Biotech Correction: Sell-Off Has Reached 10% over Three Months

Biotechs under pressure-has revenue growth slowed?

Technicals-a break through bottom channel. Need a bounce today.

Celgene is a bellwether. A buy in the $102 range.

Biotech stocks have been weak since Q4 earnings were reported and despite gains of about 15% or more year-to-date (IBB), warning signs have arisen that question the secular bull market in biotech which has run since 2009. Then there is a risk for biotech should the overall market particularly NASDAQ gets hit with a major 10% correction. Transitory correction or broken growth model?

XBI SPDR S&P Biotech ETF daily Stock Chart

Here are some major concerns:

  • Technicals are very weak with all gains in the IBB getting wiped out since the mid-August bottom. Although we came off the February 2016 lows we are 25% lower than July 2015 highs, but still up 135 % over 5 years. However XBI is much better almost hitting July 2015 highs in Oct.
  • Biopharmaceutical revenue growth has slowed as exemplified by the 25%+ stock hit on the Celgene (CELG) earnings announcement. Moreover generic competition is coming for blockbuster biotech drugs and many large cap biopharmaceutical companies have slowing revenue growth.
  • In the current bull market over the past five years both the S&P (SPY) and the (QQQ) show steady appreciation beating the IBB. The (IHI) Dow Jones US Medical Device ETF also shows steady appreciation of 162% over five years and 29% YTD.
  • Drug pricing rhetoric and healthcare reform are a potential long term threat to the drug industry.The threat of “repeal and replace” of ACA and less subsidized health exchanges (HIX) means fewer patients and is potentially another negative.

Here are some potential positives for the near term:

  • Seasonality for biotech tends to be good from November-January and several upcoming major healthcare investment Conferences should bring in buyer interest. But specialized institutional investors would need to step in big because retail investors cannot lead the market.
  • Recent weakness can be attributed to “robotic” technical trading from an overbought overvalued market in mid-October. This could reverse if mysterious “algorithms” trigger buying.
  • Small and mid-cap stocks are still driven by clinical development news and M&A. Funding is readily available for smaller companies and product breakthroughs and innovation should continue. The small cap weighted XBI is still up 35% YTD despite a 9% correction over the past month. Since the XBI is equal weighed not price weighted it should be less sensitive to earnings.
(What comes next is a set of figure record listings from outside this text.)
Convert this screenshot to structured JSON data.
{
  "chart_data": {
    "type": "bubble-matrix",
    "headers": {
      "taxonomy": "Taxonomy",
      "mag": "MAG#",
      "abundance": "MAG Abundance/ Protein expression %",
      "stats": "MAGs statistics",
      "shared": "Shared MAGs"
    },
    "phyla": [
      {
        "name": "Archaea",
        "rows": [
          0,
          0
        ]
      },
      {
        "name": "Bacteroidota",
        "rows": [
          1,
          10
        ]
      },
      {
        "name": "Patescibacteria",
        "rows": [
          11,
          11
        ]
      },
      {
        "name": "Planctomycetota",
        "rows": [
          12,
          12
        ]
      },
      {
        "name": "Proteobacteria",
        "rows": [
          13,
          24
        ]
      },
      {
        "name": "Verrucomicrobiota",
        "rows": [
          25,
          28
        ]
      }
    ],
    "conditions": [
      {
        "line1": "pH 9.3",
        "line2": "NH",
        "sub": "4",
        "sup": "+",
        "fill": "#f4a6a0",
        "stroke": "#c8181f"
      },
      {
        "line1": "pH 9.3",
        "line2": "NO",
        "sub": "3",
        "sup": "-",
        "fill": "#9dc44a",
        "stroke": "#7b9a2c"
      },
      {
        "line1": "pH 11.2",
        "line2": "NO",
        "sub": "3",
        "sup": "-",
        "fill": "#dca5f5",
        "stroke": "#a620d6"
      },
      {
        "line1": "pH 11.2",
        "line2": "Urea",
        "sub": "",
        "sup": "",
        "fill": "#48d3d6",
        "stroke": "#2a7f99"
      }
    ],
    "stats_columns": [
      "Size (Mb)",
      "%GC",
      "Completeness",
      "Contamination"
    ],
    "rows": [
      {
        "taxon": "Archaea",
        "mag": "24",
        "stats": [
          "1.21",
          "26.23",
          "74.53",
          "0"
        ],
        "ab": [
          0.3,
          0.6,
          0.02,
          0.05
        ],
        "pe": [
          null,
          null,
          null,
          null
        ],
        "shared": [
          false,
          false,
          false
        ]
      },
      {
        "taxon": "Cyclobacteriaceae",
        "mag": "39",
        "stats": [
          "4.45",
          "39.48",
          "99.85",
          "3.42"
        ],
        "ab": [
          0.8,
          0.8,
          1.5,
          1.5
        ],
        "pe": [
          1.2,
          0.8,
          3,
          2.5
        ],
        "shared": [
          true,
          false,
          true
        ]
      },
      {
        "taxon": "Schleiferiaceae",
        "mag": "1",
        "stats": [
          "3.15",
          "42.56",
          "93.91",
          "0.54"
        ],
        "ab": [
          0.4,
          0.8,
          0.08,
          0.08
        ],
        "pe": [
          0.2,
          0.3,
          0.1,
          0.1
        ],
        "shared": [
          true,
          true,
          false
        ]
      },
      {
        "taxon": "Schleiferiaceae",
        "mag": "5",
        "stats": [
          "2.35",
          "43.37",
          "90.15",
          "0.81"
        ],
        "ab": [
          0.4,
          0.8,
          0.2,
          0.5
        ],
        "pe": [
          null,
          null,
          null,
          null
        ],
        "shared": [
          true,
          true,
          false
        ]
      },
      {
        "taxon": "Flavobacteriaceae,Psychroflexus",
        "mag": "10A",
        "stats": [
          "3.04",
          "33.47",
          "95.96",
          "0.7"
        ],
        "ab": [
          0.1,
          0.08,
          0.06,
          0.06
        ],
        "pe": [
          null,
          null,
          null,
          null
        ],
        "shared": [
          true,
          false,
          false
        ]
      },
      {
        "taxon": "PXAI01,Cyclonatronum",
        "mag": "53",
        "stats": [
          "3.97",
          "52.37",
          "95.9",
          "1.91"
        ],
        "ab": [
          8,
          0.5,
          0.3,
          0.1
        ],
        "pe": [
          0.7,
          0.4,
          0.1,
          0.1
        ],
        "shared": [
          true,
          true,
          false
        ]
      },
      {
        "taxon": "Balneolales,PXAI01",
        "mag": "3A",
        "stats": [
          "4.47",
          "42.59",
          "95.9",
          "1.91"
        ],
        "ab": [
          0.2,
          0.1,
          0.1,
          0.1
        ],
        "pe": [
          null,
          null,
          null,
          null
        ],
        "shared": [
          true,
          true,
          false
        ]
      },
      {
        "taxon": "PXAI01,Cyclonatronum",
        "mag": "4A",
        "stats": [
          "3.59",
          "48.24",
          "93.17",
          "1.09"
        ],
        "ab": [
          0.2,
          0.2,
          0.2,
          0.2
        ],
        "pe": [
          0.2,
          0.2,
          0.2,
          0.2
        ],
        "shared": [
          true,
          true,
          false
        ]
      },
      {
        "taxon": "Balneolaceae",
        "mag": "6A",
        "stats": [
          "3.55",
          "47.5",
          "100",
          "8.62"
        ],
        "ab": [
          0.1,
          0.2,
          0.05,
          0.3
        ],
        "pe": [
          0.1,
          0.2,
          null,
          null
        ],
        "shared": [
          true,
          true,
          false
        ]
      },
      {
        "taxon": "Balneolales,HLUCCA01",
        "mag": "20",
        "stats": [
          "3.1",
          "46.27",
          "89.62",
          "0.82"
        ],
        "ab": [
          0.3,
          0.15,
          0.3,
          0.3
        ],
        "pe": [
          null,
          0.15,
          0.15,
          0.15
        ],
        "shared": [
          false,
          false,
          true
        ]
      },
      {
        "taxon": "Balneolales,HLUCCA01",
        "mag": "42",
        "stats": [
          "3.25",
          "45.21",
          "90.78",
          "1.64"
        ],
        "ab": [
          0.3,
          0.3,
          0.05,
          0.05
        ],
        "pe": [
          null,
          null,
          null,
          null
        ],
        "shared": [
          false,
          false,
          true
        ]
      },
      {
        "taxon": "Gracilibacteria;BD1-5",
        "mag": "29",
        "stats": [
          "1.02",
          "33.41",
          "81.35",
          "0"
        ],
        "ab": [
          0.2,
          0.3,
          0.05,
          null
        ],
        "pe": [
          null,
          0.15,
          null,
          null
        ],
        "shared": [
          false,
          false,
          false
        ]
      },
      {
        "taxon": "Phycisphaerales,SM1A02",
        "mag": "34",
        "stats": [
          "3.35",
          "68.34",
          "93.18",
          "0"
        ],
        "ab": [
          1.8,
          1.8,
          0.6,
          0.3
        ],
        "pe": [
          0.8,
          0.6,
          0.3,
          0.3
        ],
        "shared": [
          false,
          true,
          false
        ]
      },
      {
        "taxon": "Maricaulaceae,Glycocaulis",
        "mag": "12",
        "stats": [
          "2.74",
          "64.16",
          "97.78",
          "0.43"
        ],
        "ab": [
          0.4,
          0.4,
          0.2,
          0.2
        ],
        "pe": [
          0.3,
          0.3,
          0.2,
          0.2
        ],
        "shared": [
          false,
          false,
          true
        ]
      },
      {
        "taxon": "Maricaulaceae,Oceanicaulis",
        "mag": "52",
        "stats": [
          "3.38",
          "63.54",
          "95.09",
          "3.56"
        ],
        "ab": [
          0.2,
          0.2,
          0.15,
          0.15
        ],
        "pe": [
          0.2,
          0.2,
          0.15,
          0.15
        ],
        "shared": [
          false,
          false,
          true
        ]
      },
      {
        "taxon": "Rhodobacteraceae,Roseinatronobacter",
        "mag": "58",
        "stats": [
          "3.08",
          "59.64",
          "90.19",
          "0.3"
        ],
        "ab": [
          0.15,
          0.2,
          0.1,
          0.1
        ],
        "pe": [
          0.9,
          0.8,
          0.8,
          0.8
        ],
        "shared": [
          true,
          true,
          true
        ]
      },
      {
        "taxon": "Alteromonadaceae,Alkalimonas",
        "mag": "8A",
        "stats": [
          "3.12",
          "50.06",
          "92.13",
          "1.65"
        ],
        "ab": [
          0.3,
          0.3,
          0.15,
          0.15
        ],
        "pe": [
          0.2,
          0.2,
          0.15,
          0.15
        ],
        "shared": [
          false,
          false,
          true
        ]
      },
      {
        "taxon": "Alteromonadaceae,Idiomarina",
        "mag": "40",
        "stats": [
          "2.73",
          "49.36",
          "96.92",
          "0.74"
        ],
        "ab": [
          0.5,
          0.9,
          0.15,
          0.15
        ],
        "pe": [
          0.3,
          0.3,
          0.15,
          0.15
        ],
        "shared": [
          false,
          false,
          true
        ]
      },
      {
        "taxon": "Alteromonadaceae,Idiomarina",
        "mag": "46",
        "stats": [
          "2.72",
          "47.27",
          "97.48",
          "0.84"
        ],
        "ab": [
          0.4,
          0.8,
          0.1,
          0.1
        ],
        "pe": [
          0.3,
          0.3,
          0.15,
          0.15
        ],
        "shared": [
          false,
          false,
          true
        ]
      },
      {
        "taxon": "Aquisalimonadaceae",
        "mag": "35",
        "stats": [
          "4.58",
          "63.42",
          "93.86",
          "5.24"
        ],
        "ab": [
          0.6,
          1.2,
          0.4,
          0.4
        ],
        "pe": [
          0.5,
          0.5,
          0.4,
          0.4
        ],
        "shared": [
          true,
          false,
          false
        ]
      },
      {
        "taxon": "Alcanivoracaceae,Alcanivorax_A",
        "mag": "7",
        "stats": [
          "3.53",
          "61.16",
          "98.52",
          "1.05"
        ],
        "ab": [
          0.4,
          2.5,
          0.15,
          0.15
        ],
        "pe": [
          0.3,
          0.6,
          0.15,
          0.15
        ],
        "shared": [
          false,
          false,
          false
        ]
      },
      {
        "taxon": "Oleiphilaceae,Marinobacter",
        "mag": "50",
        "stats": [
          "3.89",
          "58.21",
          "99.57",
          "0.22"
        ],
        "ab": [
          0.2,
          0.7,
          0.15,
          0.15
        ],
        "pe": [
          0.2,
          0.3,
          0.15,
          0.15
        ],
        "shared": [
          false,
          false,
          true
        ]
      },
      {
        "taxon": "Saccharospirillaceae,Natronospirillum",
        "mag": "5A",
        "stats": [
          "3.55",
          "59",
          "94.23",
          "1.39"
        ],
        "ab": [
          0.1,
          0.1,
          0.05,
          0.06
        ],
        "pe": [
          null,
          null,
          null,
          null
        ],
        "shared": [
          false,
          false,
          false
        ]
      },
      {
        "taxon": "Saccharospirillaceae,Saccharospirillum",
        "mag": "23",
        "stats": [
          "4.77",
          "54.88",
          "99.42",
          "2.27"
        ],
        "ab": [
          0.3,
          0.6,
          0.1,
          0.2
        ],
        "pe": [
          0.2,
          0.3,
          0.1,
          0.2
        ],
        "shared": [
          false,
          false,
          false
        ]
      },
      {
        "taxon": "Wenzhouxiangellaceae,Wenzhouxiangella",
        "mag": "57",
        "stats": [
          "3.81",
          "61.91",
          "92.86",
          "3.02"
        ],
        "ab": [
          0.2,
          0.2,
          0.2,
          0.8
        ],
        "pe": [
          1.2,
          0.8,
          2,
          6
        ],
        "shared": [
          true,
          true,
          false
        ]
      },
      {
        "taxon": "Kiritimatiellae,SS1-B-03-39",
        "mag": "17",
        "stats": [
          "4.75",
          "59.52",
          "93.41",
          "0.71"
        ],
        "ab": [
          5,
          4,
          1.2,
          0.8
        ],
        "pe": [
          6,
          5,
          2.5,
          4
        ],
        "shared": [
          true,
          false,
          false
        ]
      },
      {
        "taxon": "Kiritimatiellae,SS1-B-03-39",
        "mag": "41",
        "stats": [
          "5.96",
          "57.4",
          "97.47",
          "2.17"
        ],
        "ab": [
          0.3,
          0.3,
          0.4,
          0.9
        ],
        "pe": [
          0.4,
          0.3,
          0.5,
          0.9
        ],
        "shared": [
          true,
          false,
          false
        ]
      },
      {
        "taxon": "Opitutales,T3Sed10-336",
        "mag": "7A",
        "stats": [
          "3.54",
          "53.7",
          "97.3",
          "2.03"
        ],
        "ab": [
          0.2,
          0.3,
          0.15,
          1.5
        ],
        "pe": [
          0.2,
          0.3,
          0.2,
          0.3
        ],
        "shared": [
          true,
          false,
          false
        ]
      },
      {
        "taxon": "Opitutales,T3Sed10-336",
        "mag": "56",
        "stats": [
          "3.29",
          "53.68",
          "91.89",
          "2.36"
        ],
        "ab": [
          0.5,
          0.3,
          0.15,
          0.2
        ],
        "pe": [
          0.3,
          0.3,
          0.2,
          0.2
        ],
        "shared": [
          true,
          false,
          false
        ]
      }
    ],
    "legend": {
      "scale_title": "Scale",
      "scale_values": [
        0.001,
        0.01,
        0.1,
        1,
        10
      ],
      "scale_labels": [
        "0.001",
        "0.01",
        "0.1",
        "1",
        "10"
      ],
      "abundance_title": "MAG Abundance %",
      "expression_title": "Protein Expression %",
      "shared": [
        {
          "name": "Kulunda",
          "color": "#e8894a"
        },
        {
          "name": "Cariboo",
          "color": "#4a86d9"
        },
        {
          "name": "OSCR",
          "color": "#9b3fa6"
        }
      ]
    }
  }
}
Innovative core technologies such as CAR-T, gene therapy and personalized medicine are creating better therapies for cancer and immunological diseases. The cost of new drugs is of some concern but product breakthroughs are likely to continue. There is no end to innovation in medical technology but with healthcare  costs rising and healthcare policy in turmoil, affordability has become a major issue.

Yesterday we saw some end to the selling as both major ETFs appear to be bottoming. Celgene (CELG) is also holding the $100 level as is the large cap weighted IBB. We track many stocks and the green screen has returned with many small caps bouncing.Lets see what happens when NASDAQ is strong and whether biotech stocks can follow.

Investors in healthcare still have several options. Traders can do well long and short with individual stocks as multiple opportunities arising on a weekly basis. Passive investors can let the correction run its course and add one of the excellent life science funds we have covered over the past year or buy a biotech ETF like the XBI. It is important to have some allocation of your portfolio in the healthcare and life science sector.